Caymanians are welcoming to people from all over the world - over one million tourists vacation here each year. In addition to visitors, the Islands are home to a large expatriate population - approximately one-quarter of the total population - working mostly in the tourism, building, financial, and banking industries.
Although the cost of living on the Islands is high, this is counterbalanced by the absence of income taxes.
Government and politics
The Cayman Islands is a parliamentary democracy with judicial, executive and legislative branches. The 2009 Constitution provides for a Governor,who serves as the British government administrator; a Legislative Assembly; and a Cabinet.
The Legislative Assembly, an 20-seat unicameral body, members of which serve four-year terms.
Responsibility for the critical areas of defense and foreign affairs, with the exception of certain international bilateral agreements, resides with the United Kingdom. The Cayman government itself concentrates mainly on economic development and the provision of public services.
While organized political parties were not common in the past, since 2000 the nation's politicians have been polarized into two large groups: the socially progressive People's Progressive Movement (PPM), and the conservative United Democratic Party (UDP).

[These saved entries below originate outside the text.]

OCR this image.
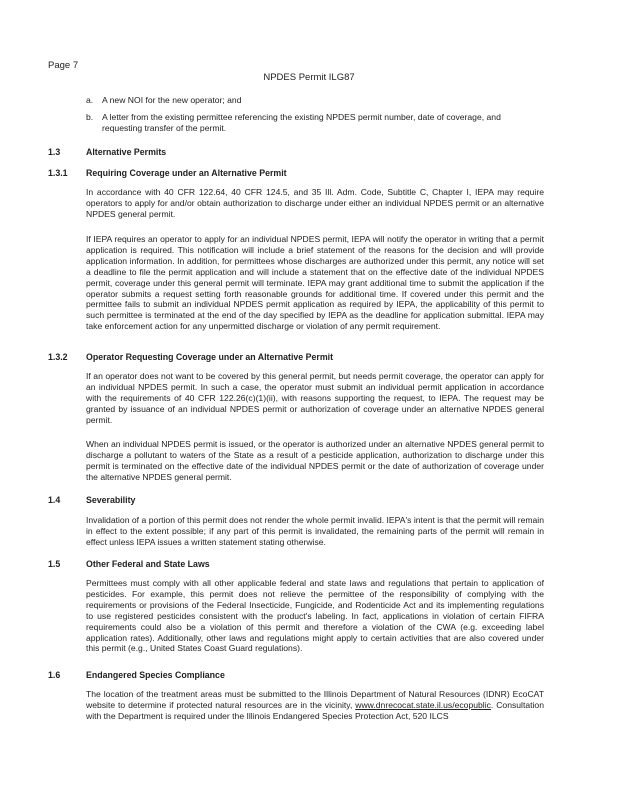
Page 7
NPDES Permit ILG87
a.	A new NOI for the new operator; and
b.	A letter from the existing permittee referencing the existing NPDES permit number, date of coverage, and requesting transfer of the permit.
1.3	Alternative Permits
1.3.1	Requiring Coverage under an Alternative Permit
In accordance with 40 CFR 122.64, 40 CFR 124.5, and 35 Ill. Adm. Code, Subtitle C, Chapter I, IEPA may require operators to apply for and/or obtain authorization to discharge under either an individual NPDES permit or an alternative NPDES general permit.
If IEPA requires an operator to apply for an individual NPDES permit, IEPA will notify the operator in writing that a permit application is required. This notification will include a brief statement of the reasons for the decision and will provide application information. In addition, for permittees whose discharges are authorized under this permit, any notice will set a deadline to file the permit application and will include a statement that on the effective date of the individual NPDES permit, coverage under this general permit will terminate. IEPA may grant additional time to submit the application if the operator submits a request setting forth reasonable grounds for additional time. If covered under this permit and the permittee fails to submit an individual NPDES permit application as required by IEPA, the applicability of this permit to such permittee is terminated at the end of the day specified by IEPA as the deadline for application submittal. IEPA may take enforcement action for any unpermitted discharge or violation of any permit requirement.
1.3.2	Operator Requesting Coverage under an Alternative Permit
If an operator does not want to be covered by this general permit, but needs permit coverage, the operator can apply for an individual NPDES permit. In such a case, the operator must submit an individual permit application in accordance with the requirements of 40 CFR 122.26(c)(1)(ii), with reasons supporting the request, to IEPA. The request may be granted by issuance of an individual NPDES permit or authorization of coverage under an alternative NPDES general permit.
When an individual NPDES permit is issued, or the operator is authorized under an alternative NPDES general permit to discharge a pollutant to waters of the State as a result of a pesticide application, authorization to discharge under this permit is terminated on the effective date of the individual NPDES permit or the date of authorization of coverage under the alternative NPDES general permit.
1.4	Severability
Invalidation of a portion of this permit does not render the whole permit invalid. IEPA's intent is that the permit will remain in effect to the extent possible; if any part of this permit is invalidated, the remaining parts of the permit will remain in effect unless IEPA issues a written statement stating otherwise.
1.5	Other Federal and State Laws
Permittees must comply with all other applicable federal and state laws and regulations that pertain to application of pesticides. For example, this permit does not relieve the permittee of the responsibility of complying with the requirements or provisions of the Federal Insecticide, Fungicide, and Rodenticide Act and its implementing regulations to use registered pesticides consistent with the product's labeling. In fact, applications in violation of certain FIFRA requirements could also be a violation of this permit and therefore a violation of the CWA (e.g. exceeding label application rates). Additionally, other laws and regulations might apply to certain activities that are also covered under this permit (e.g., United States Coast Guard regulations).
1.6	Endangered Species Compliance
The location of the treatment areas must be submitted to the Illinois Department of Natural Resources (IDNR) EcoCAT website to determine if protected natural resources are in the vicinity, www.dnrecocat.state.il.us/ecopublic. Consultation with the Department is required under the Illinois Endangered Species Protection Act, 520 ILCS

Offshore banking and associated financial and legal services generate the bulk of the country's wealth. One of the world's largest financial centers, more than 93,000 companies are registered in the islands. Tourism is the major revenue earner, creating more than two-thirds of the Cayman GDP.
Agricultural production is not a significant contributor because of poor quality soil and low rainfall. Indeed, nearly 90 percent of the Cayman Islands' foodstuffs are imported, placing a heavy burden on the balance of payments and contributing to the high cost of living.
Unemployment is low - around four percent. Demand for skilled workers is satisfied by large numbers of foreign workers. Work permits allow the government to control the numbers and types of workers entering the country.
Despite an historically strong economy, the Cayman government imposed a tax on foreign workers in 2012, to augment expenditure reductions in response to UK calls for a sustainable budget. Work permit holders earning more than $20,000 annually will have to pay a 10-percent payroll tax.